For Gary Clark Jr., racism was a part of everyday life growing up in Texas. It’s something he rarely spoke about as he became one of the world’s greatest living guitar players, championed by everyone from Eric Clapton to Barack Obama. But the 2016 election and the subsequent policies of President Donald Trump changed that.
Today, Clark releases “This Land,” a powerful, blues-soaked indictment of modern racism. Clark sings a true story about living on “50 acres with a Model A/Right in the middle of Trump country,” next to a neighbor who “can’t wait to call the police on me.” The chorus is something he’s heard before: “Nigga run, nigga run/Go back where you come from.”

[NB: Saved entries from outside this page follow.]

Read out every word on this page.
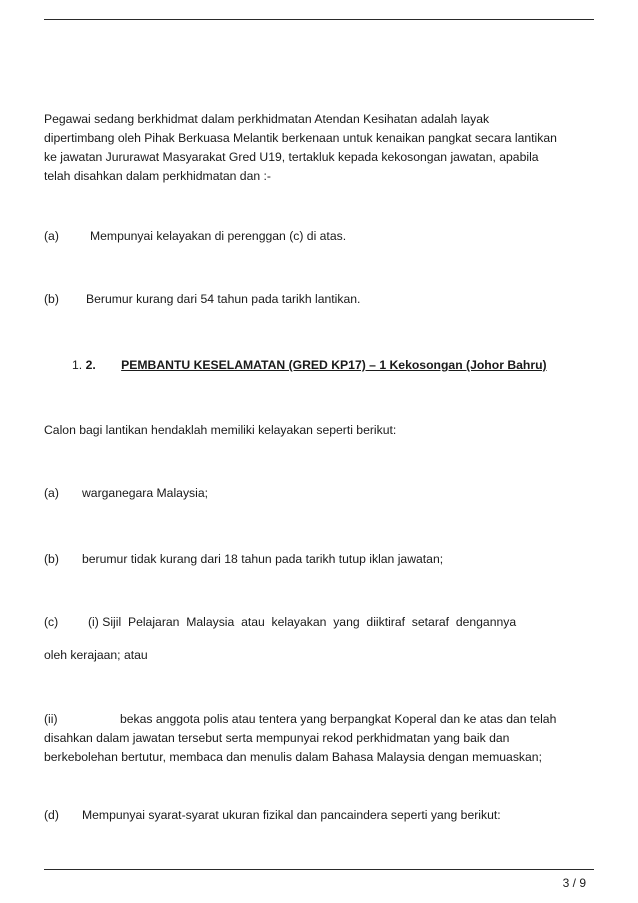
Pegawai sedang berkhidmat dalam perkhidmatan Atendan Kesihatan adalah layak
dipertimbang oleh Pihak Berkuasa Melantik berkenaan untuk kenaikan pangkat secara lantikan
ke jawatan Jururawat Masyarakat Gred U19, tertakluk kepada kekosongan jawatan, apabila
telah disahkan dalam perkhidmatan dan :-
(a)	Mempunyai kelayakan di perenggan (c) di atas.
(b) Berumur kurang dari 54 tahun pada tarikh lantikan.
1. 2. PEMBANTU KESELAMATAN (GRED KP17) – 1 Kekosongan (Johor Bahru)
Calon bagi lantikan hendaklah memiliki kelayakan seperti berikut:
(a) warganegara Malaysia;
(b) berumur tidak kurang dari 18 tahun pada tarikh tutup iklan jawatan;
(c) (i) Sijil  Pelajaran  Malaysia  atau  kelayakan  yang  diiktiraf  setaraf  dengannya
oleh kerajaan; atau
(ii)	bekas anggota polis atau tentera yang berpangkat Koperal dan ke atas dan telah
disahkan dalam jawatan tersebut serta mempunyai rekod perkhidmatan yang baik dan
berkebolehan bertutur, membaca dan menulis dalam Bahasa Malaysia dengan memuaskan;
(d) Mempunyai syarat-syarat ukuran fizikal dan pancaindera seperti yang berikut:
3 / 9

In an upcoming Rolling Stone feature, Clark speaks about the very real experiences behind the song. “I think it’s only right at this point in time, if you have a microphone louder than others, to speak out about that anger,” he said in a conversation that ranged from Colin Kaepernick to the border wall being debated in his home state. “I haven’t been through shit compared to my people. But if I can do anything with my opportunity, and say thank you to Dr. Martin Luther King for sacrificing your life so that I can have a microphone … that’s the least I can do.”
The song is the title track from Clark’s third album, out March 1st, which is full of creative risks, proving he’s a lot more than a blues torchbearer. Clark worked alone with a co-producer and engineer at Austin’s Arlyn Studios studios for months, making an epic LP that spans stripped-down acoustic country blues, Prince-like epics, dub-reggae jams and more. “I wanted every note and lyric to mean something,” says Clark. “There was a lot of trial and error, a lot of experimentation.”
The video for “This Land” was directed by award-winning 25-year-old filmmaker Savanah Leaf, and filmed around Clark’s home in rural Texas, capturing a young boy grappling with haunting symbols of American racism such as the Confederate flag. “I basically just told her where I came from and she made a beautiful short film out of it,” Clark says. “Shout out to her, much love. I hope the video and the song together accomplish acceptance and moving forward — feed the babies, teach the babies to love.”
Clark hits the road on a massive tour beginning March 9th that includes multi-night theater stands in cities like New York, Nashville and Chicago.